6. Steuermesszahlen und Hebesätze

Während die Steuermesszahlen bundesweit geregelt sind, setzen die Kommunen eigene Hebesätze fest. Dies führt zu erheblichen regionalen Unterschieden. In einigen Städten wird befürchtet, dass die Hebesätze zur Kompensation der Steuerausfälle erhöht werden, was die Reform letztlich steuerneutral oder sogar belastender macht.

7. Bodenrichtwerte und Zonenproblematik

Die Einteilung in Bodenrichtwertzonen kann zu erheblichen Verwerfungen führen. Problematisch ist insbesondere:

  • Die teilweise überhöhten Bodenrichtwerte, die nicht dem realen Marktwert entsprechen,
  • Die starre Zuordnung von Grundstücken zu Zonen, auch wenn diese innerhalb eines Stadtteils stark variieren.

Eigentümer sollten daher prüfen, ob die angesetzten Bodenrichtwerte korrekt sind und ggf. Einspruch einlegen.

8. Unterschiedliche Bewertung von Wohn- und Nichtwohngebäuden

Die Zweiteilung der Bewertung in Wohngebäude (die nach dem Ertragswertverfahren bewertet werden) und Nichtwohngebäude (die nach dem Sachwertverfahren bewertet werden) kann zu unfairen Steuerbelastungen führen. Insbesondere bei Mischobjekten (z. B. Wohn- und Geschäftshäusern) ist die Abgrenzung oft problematisch.

9. Verfassungswidrigkeit und gerichtliche Überprüfung

Mehrere Verfassungsbeschwerden gegen die neue Grundsteuer sind bereits anhängig. Streitpunkte sind unter anderem:

  • Die Gleichheitswidrigkeit der pauschalen Bewertung,
  • Die hohe Belastung in bestimmten Regionen trotz niedriger Marktwerte,
  • Die ungleiche Besteuerung durch unterschiedliche Landesmodelle.

Es ist wahrscheinlich, dass das Bundesverfassungsgericht in den kommenden Jahren eine Grundsatzentscheidung treffen wird.

10. Umlagefähigkeit der Grundsteuer auf Mieter

Die Grundsteuer gehört nach der Betriebskostenverordnung (BetrKV) grundsätzlich zu den umlagefähigen Nebenkosten.
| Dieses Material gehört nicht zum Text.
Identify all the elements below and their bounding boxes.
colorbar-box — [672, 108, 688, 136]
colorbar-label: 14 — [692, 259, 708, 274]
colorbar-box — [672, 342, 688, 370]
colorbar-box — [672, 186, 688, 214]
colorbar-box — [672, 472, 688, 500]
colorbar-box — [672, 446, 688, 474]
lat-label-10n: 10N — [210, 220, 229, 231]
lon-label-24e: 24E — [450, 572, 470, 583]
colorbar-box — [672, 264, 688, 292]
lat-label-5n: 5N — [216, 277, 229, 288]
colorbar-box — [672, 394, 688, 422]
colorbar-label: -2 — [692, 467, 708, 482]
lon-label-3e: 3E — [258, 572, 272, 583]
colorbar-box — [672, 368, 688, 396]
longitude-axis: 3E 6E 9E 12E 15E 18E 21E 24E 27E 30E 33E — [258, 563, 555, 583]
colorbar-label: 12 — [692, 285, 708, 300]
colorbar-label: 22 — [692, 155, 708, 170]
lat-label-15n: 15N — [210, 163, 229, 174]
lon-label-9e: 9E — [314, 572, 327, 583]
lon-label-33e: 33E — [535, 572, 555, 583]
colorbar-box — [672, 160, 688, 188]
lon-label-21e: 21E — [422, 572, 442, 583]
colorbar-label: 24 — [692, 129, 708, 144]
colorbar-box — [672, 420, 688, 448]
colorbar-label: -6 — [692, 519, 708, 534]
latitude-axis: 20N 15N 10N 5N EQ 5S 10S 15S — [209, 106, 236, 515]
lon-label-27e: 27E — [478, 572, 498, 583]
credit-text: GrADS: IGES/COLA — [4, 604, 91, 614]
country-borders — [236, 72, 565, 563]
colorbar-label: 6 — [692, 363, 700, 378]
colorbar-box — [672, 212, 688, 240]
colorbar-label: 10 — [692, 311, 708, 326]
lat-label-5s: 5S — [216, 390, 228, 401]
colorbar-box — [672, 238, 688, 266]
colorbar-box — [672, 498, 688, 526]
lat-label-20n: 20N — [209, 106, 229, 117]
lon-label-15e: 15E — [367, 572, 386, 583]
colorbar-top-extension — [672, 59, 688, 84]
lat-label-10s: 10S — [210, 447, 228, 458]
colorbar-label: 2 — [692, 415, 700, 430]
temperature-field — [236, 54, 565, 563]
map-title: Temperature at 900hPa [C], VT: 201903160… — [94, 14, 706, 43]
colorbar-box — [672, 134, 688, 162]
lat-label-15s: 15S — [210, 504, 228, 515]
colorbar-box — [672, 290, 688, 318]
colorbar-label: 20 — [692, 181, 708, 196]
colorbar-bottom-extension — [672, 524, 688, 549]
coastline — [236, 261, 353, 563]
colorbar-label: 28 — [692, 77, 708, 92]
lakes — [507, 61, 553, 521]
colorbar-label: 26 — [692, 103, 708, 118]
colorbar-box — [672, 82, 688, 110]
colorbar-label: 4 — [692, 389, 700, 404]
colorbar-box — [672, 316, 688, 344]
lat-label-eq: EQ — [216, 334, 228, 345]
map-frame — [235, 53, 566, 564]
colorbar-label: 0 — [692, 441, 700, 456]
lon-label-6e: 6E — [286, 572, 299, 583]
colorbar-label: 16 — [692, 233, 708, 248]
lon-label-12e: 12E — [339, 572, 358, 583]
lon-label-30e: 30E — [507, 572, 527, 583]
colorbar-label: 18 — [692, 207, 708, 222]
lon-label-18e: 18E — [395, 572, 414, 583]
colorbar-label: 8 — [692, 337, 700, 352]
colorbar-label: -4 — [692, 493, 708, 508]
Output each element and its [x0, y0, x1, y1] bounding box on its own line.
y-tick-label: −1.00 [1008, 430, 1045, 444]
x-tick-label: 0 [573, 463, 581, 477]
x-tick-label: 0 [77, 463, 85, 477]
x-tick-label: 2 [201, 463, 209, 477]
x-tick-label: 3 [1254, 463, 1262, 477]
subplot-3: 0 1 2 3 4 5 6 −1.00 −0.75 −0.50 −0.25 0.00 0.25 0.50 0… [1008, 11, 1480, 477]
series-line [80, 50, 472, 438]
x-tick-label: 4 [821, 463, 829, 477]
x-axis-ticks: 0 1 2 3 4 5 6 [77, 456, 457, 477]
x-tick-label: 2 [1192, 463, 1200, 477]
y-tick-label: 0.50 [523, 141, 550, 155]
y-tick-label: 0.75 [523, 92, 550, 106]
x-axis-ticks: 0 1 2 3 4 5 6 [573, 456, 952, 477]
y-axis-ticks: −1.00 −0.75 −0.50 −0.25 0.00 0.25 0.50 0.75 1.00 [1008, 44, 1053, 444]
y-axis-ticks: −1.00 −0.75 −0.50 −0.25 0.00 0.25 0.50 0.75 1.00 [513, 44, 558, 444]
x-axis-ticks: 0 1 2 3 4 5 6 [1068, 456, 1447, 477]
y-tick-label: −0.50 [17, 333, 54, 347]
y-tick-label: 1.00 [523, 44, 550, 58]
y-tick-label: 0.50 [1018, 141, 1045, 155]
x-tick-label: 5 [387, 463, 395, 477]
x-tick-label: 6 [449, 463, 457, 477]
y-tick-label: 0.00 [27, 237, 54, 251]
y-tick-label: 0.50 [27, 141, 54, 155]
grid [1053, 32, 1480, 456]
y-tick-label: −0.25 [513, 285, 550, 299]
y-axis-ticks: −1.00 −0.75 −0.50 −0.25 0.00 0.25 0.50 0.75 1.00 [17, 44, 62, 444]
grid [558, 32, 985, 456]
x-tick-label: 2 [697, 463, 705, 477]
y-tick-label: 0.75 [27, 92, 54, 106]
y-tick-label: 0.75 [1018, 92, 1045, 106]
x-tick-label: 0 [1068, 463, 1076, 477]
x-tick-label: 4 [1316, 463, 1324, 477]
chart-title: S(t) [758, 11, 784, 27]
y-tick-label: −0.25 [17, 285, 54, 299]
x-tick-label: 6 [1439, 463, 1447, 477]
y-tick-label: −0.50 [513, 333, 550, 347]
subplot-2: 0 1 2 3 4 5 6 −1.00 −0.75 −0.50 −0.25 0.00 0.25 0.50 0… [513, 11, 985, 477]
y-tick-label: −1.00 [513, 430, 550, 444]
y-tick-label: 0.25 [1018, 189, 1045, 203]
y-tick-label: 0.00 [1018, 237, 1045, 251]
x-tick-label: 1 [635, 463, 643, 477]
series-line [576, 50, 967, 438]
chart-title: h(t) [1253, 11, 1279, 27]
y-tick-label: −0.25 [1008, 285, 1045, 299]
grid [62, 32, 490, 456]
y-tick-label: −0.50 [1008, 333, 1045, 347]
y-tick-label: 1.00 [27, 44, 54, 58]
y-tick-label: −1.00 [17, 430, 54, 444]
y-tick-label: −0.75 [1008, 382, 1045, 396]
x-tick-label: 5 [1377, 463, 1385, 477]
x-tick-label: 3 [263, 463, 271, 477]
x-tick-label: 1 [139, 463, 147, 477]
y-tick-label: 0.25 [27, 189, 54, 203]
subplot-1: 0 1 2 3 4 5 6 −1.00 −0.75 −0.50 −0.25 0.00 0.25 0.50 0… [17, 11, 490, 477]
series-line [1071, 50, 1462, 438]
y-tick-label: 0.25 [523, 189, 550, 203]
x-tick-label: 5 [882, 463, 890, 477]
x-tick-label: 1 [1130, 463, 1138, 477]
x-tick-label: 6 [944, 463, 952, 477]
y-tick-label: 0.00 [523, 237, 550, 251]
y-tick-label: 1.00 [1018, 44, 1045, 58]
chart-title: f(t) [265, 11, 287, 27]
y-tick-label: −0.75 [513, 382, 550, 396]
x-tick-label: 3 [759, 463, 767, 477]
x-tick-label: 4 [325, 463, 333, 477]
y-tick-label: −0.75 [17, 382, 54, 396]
Da die Steuerbelastung nach der Reform in einigen Fällen stark steigt, stellt sich die Frage, ob eine Überwälzung auf Mieter weiterhin zulässig ist oder ob hier neue gesetzliche Regelungen notwendig sind.

Fazit

Die Umsetzung der neuen Grundsteuer wirft zahlreiche rechtliche, wirtschaftliche und praktische Fragen auf. Eigentümer sollten ihre Bescheide sorgfältig prüfen, um ggf. Einspruch einzulegen oder einen Antrag auf Erlass oder Reduzierung der Steuer zu stellen. Die aktuelle Rechtslage bleibt dynamisch, insbesondere angesichts laufender Verfassungsbeschwerden und gerichtlicher Überprüfungen.